Hilda s’égare. Maman veut qu’elle revienne à Lomé. C’est de ça qu’on a parlé. Bien
sûr, elle ne veut pas. Elle l’a si mal pris qu’elle est allée se réfugier dans
sa chambre.
— C’est à cause
du truc avec Cédric? Je crois que c’est oublié de chaque côté non? Pourquoi
elle devrait rentrer?
Je vois qu’il hésite à
se confier et ça me chagrine un peu. Il doit se demander s’il peut me faire
confiance.
— Je respecte si
tu ne veux pas en parler, mais si c’est moi qui te fais douter, je te promets
que plus jamais je ne te ferai vivre ce qui s’est passé à la dot.
— J’ai honte, il
dit d’une voix lourde et s’assois au lit. J’ai l’impression d’avoir failli à
mon rôle de figure paternelle pour ma sœur. Quand je quittais le pays, je me
voyais réussir et sortir les miens de la galère. Je me voyais donner à chacun l’opportunité
de faire au moins des études supérieures, surtout pour Hilda. Je voyais des
jeunes filles de son âge avancer sans encombre, travailler, et accomplir leurs
projets tandis qu’il a fallu que Bruce et moi reprenions nos études à Porto. Bien
que ça me soûlait de reprendre à zéro dans un autre pays, l’une des raisons qui
me poussait à avancer, c’est que ceux qui me suivent n’auraient pas un parcours
en dent de scie comme le mien. Hilda s’est retrouvée à Nairobi à coup de
mensonges. Elle a berné la famille de ton amie. Elle a même soudoyé un ancien
voisin de Fabien pour qu’il se fasse pour lui auprès des Laré Aw afin d’obtenir
l’autorisation de suivre les autres au Kenya. Et tu sais la raison qu’elle m’a
donnée?

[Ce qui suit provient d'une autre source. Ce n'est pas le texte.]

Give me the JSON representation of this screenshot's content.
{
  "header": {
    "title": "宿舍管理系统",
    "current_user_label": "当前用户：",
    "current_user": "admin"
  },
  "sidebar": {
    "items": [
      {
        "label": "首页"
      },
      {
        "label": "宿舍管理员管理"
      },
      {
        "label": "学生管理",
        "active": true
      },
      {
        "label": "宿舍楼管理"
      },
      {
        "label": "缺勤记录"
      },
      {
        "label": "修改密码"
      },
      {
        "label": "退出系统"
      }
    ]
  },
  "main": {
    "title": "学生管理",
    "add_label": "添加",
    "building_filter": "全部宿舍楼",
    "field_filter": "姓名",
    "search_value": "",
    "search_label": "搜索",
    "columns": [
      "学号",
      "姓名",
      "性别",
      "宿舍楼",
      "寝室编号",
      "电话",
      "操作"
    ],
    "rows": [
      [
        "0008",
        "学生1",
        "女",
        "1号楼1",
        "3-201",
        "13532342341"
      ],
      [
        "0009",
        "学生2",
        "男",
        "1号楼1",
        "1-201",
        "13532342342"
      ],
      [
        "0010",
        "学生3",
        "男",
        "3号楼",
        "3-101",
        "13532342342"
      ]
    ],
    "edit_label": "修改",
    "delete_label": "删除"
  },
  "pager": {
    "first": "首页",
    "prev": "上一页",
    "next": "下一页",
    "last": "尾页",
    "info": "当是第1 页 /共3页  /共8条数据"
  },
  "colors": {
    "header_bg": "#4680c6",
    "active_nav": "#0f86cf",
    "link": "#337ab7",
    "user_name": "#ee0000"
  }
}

Elle ne voulait pas souffrir comme les autres, pourtant elle est
incapable de me pointer ses autres qui souffraient tant. C’est dans l’histoire
de la fausse grossesse et sous les menaces de maman qu’elle a tout avoué. Je
sais que personne n’est parfait, mais jamais je n’ai imaginé que ma petite sœur
puisse mentir à ce niveau. J’ai tellement honte Océane. J’ai l’impression qu’on
ne lui a pas donné le cadre nécessaire pour qu’elle reste concentrée.
— Non tu as tout
faux, je dis en prenant sa tête pour la poser sur mes jambes. Regarde-moi, je ne
pouvais reprocher à ma mère que sa façon de me traiter, mais je l’ai quand même
laissé en plan pour suivre mon père aux États-Unis.
— Ce n’est pas
pareil Querida. Tu as suivi ton père, ta seule figure parentale. La méthode
était mauvaise, mais je t’ai compris. Tu n’avais que seize ans et tu retrouvais
ta mère après combien d’années? Vous n’avez même pas eu le temps de vous
familiariser que les problèmes pointaient déjà le bout de leur nez. L’animosité
entre tes parents aussi n’a pas favorisé la communication. Hilda a quelle
excuse? C’est Fabien qui l’a fait quitter le village, son propre frère et elle
l’abandonne avec une vulgaire lettre pour suivre des gens qu’elle ne connaissait
qu’au trop depuis deux ans. Elle a tout laissé pour suivre le confort et la vie
de rêve. C’est aussi ce qu’elle a suivi avec son ignare de copain là qui l’a
mené dans le lit de Cédric. Hilda me blesse si tu savais.
— Je comprends,
je ne l’excuse pas encore une fois. Je n’ai pas de petite sœur, mais s’il y a
une chose que je sais sur les filles dans la vingtaine, c’est que certaines ont
des bonnes intentions, mais font n’importe quoi. Parfois on n’a pas souffert,
mais on intériorise les souffrances de notre entourage pour se convaincre qu’on
doit tout faire pour ne pas perpétuer le cycle. Elle a mal agi, mais l’obliger
à rentrer, tu es sûr que c’est la solution? Elle travaille là-bas, je pense. En
fait, je me demande ce qu’un retour changerait pour elle. Est-ce qu’elle ne
vous en voudra pas plutôt et pour finir ne s’enlisera pas dans le mal?
— Maman pense
seulement que là-bas, personne ne sévit avec elle et c’est pour ça qu’elle est devenue
ce qu’on connaît aujourd’hui. Personnellement, je ne pense pas aussi qu’un
retour serait utile. J’ai proposé qu’elle rétablisse la vérité auprès de ses
amies.
— C’est une bonne
option. Elle a dit quoi?
— Tapé une crise
avant de se réfugier dans la chambre. Supposément, on veut ruiner sa vie et lui
dicter sa conduite.
— Ouais, on n’est
pas sorti de l’auberge, je commente sur un ton peiné.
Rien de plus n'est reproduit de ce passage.